While Okonjo-Iweala, who is a member of the committee, had stated that the sum of $10.8bn is the amount unaccounted for, Sanusi recanted and said the unremitted fund was $12bn. The governor, however, made another u-turn on the missing oil revenue at the National Assembly investigative committee when he said that the unaccounted revenue by the corporation was $20 billion.
Meanwhile, the presidency on Monday, May 12, asked the suspended governor to provide a clear response to allegations of financial recklessness levelled against him and stop misleading Nigerians and the international community that his suspension was because he alleged that monies were unremitted to the national coffers by the NNPC. Reuben Abati, special adviser to the president on media and publicity, while addressing State House correspondents, reiterated that Sanusi’s suspension had nothing to do with his disclosure of alleged shortfalls in remittances by NNPC.

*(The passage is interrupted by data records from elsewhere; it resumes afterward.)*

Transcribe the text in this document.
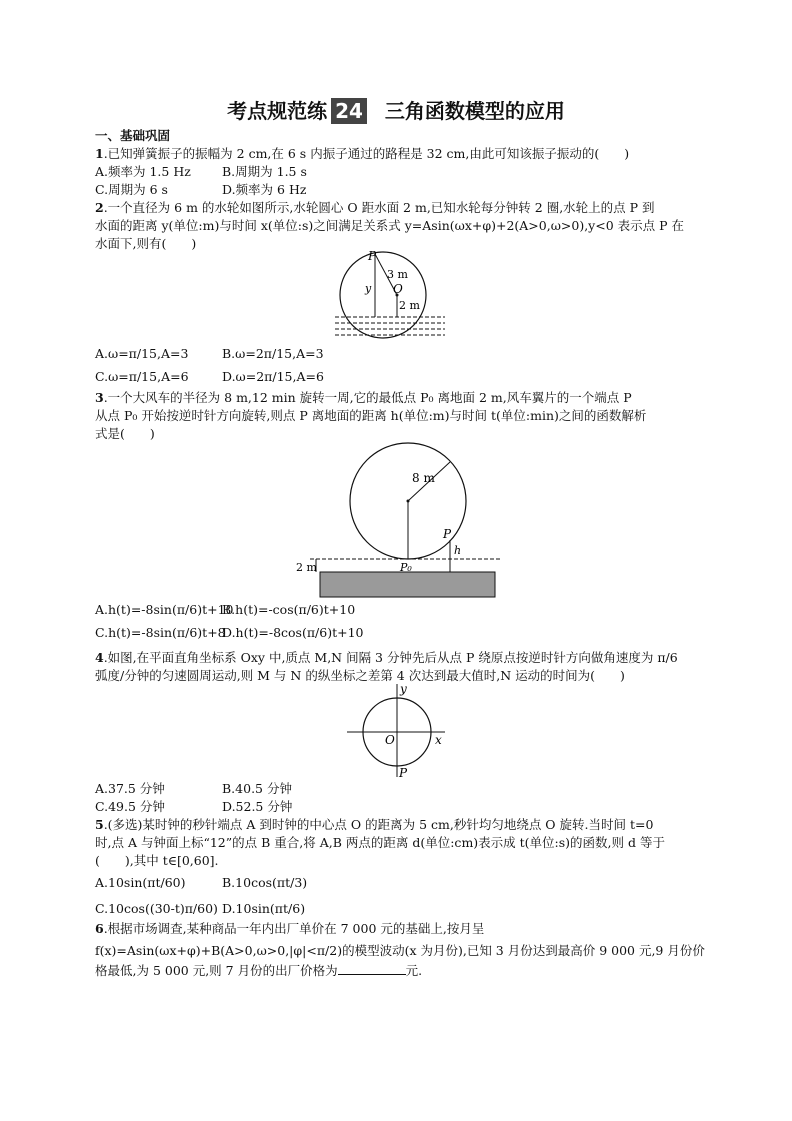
考点规范练 24 三角函数模型的应用
一、基础巩固
1.已知弹簧振子的振幅为 2 cm,在 6 s 内振子通过的路程是 32 cm,由此可知该振子振动的(　　)
A.频率为 1.5 Hz B.周期为 1.5 s
C.周期为 6 s	D.频率为 6 Hz
2.一个直径为 6 m 的水轮如图所示,水轮圆心 O 距水面 2 m,已知水轮每分钟转 2 圈,水轮上的点 P 到
水面的距离 y(单位:m)与时间 x(单位:s)之间满足关系式 y=Asin(ωx+φ)+2(A>0,ω>0),y<0 表示点 P 在
水面下,则有(　　)
P
3 m
O
y
2 m
A.ω=π/15,A=3	B.ω=2π/15,A=3
C.ω=π/15,A=6	D.ω=2π/15,A=6
3.一个大风车的半径为 8 m,12 min 旋转一周,它的最低点 P₀ 离地面 2 m,风车翼片的一个端点 P
从点 P₀ 开始按逆时针方向旋转,则点 P 离地面的距离 h(单位:m)与时间 t(单位:min)之间的函数解析
式是(　　)
8 m
P
h
2 m	P₀
A.h(t)=-8sin(π/6)t+10
B.h(t)=-cos(π/6)t+10
C.h(t)=-8sin(π/6)t+8
D.h(t)=-8cos(π/6)t+10
4.如图,在平面直角坐标系 Oxy 中,质点 M,N 间隔 3 分钟先后从点 P 绕原点按逆时针方向做角速度为 π/6
弧度/分钟的匀速圆周运动,则 M 与 N 的纵坐标之差第 4 次达到最大值时,N 运动的时间为(　　)
y
x
O
P
A.37.5 分钟	B.40.5 分钟
C.49.5 分钟	D.52.5 分钟
5.(多选)某时钟的秒针端点 A 到时钟的中心点 O 的距离为 5 cm,秒针均匀地绕点 O 旋转.当时间 t=0
时,点 A 与钟面上标“12”的点 B 重合,将 A,B 两点的距离 d(单位:cm)表示成 t(单位:s)的函数,则 d 等于
(　　),其中 t∈[0,60].
A.10sin(πt/60)	B.10cos(πt/3)
C.10cos((30-t)π/60) D.10sin(πt/6)
6.根据市场调查,某种商品一年内出厂单价在 7 000 元的基础上,按月呈
f(x)=Asin(ωx+φ)+B(A>0,ω>0,|φ|<π/2)的模型波动(x 为月份),已知 3 月份达到最高价 9 000 元,9 月份价
格最低,为 5 000 元,则 7 月份的出厂价格为	元.
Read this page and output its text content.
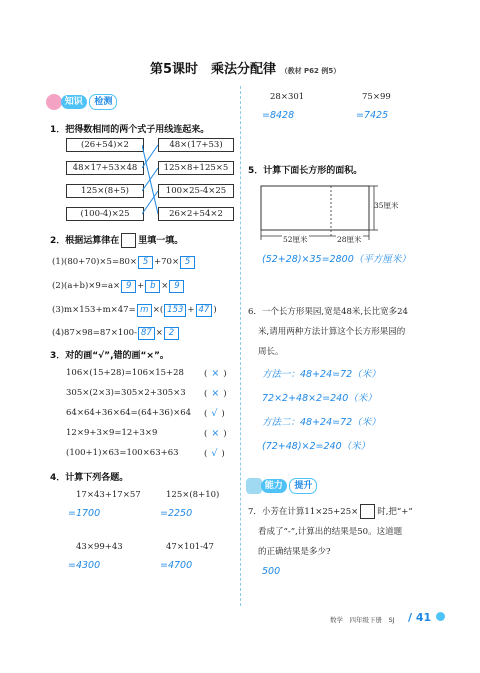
第5课时　乘法分配律 （教材 P62 例5）
知识 检测
1．把得数相同的两个式子用线连起来。
(26+54)×2
48×17+53×48
125×(8+5)
(100-4)×25
48×(17+53)
125×8+125×5
100×25-4×25
26×2+54×2
2．根据运算律在 里填一填。
(1)(80+70)×5=80× 5 +70× 5
(2)(a+b)×9=a× 9 + b × 9
(3)m×153+m×47= m ×( 153 + 47 )
(4)87×98=87×100- 87 × 2
3．对的画“√”,错的画“×”。
106×(15+28)=106×15+28
305×(2×3)=305×2+305×3
64×64+36×64=(64+36)×64
12×9+3×9=12+3×9
(100+1)×63=100×63+63
( × )
( × )
( √ )
( × )
( √ )
4．计算下列各题。
17×43+17×57
=1700
125×(8+10)
=2250
43×99+43
=4300
47×101-47
=4700
28×301
=8428
75×99
=7425
5．计算下面长方形的面积。
35厘米
52厘米	28厘米
(52+28)×35=2800（平方厘米）
6．一个长方形果园,宽是48米,长比宽多24
米,请用两种方法计算这个长方形果园的
周长。
方法一：48+24=72（米）
72×2+48×2=240（米）
方法二：48+24=72（米）
(72+48)×2=240（米）
能力 提升
7．小芳在计算11×25+25× 时,把“+”
看成了“-”,计算出的结果是50。这道题
的正确结果是多少?
500
数学　四年级下册　SJ / 41
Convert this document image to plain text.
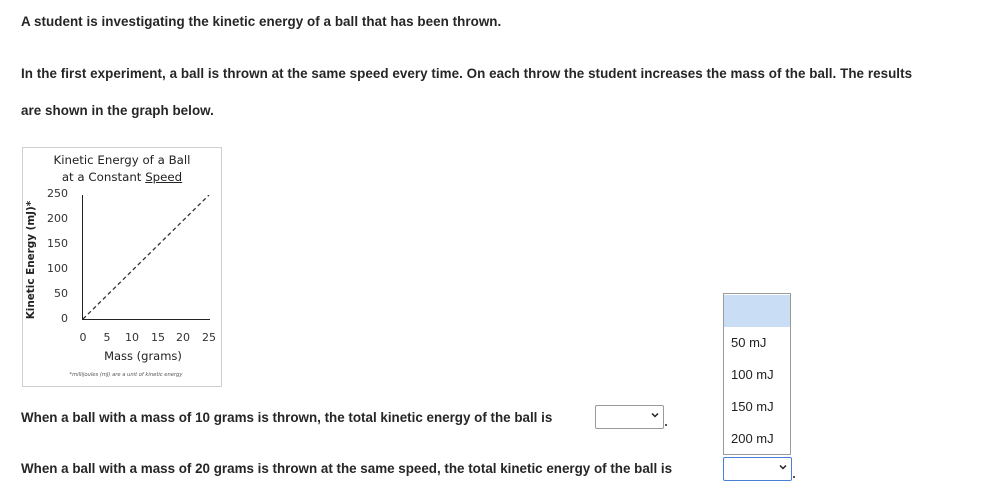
A student is investigating the kinetic energy of a ball that has been thrown.
In the first experiment, a ball is thrown at the same speed every time. On each throw the student increases the mass of the ball. The results
are shown in the graph below.
Kinetic Energy of a Ball
at a Constant Speed
Kinetic Energy (mJ)*
250
200
150
100
50
0
0	5	10	15	20	25
Mass (grams)
*millijoules (mJ) are a unit of kinetic energy
When a ball with a mass of 10 grams is thrown, the total kinetic energy of the ball is
When a ball with a mass of 20 grams is thrown at the same speed, the total kinetic energy of the ball is
50 mJ
100 mJ
150 mJ
200 mJ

Abati said as a demonstration of government’s transparency, it had ordered a forensic audit of the NNPC to unravel the truth about its remittances. He said Sanusi’s suggestion that the phantom missing funds may have been diverted to fund campaigns for next year’s general elections is mischievous, irresponsible and designed to incite other political parties and members of the public against the federal government.
“We have noted with disappointment, the unrelenting attempt by the Governor of the Central Bank of Nigeria, Sanusi Lamido Sanusi, to falsely portray his recent suspension from office as an attempt by the Presidency to bury his allegation that huge sums of money due to the federation account are unaccounted for by the Nigerian National Petroleum Corporation, NNPC. The Presidency wishes to reaffirm that Mallam Sanusi’s suspension has absolutely nothing to do with his unproven and inconsistent claims that $49.8 billion, $12 billion or $20 billion is missing from the national treasury.
“As was clearly stated in the letter suspending him from office and confirmed by President Goodluck Jonathan in his last presidential media chat, Mallam Sanusi’s suspension was wholly based on the need for him to step aside while the weighty charges of financial recklessness, gross misconduct and persistent disregard for laid-down rules and regulations in the management of the Central Bank made against him by the Financial Reporting Council of Nigeria and others are properly investigated. It is most unfortunate that instead of trying to provide some reasonable response to the clear and unambiguous query of his official conduct as Governor of the Central Bank, Mallam Sanusi has cynically chosen to whip up public sympathy for himself and anger against the Federal Government by deliberately misleading unwary Nigerians and the international community into believing the falsehood that he is being punished for exposing corruption.
“In recent days, the suspended CBN Governor has, following in the footsteps of others who have an axe to grind with the government, taken to spreading his false claims and allegations through gullible foreign media correspondents, telling them, among other things, that his threat to force commercial banks to open up their books to unravel the whereabouts of the ‘missing’ funds whether $49.8 billion, $12 billion or $20 billion, ultimately led to his suspension. He also continues to make the mischievous claim that the government is somehow involved in a scam to divert huge sums of money from the Federation Account through the misappropriation of kerosene subsidy funds. Mallam Sanusi’s allegations are patently untrue. But government is making no effort to bury them as he falsely claims. Relevant committees of the National Assembly are still investigating the claims and the suspended CBN Governor remains free to give evidence before them in support of his allegations,” he said.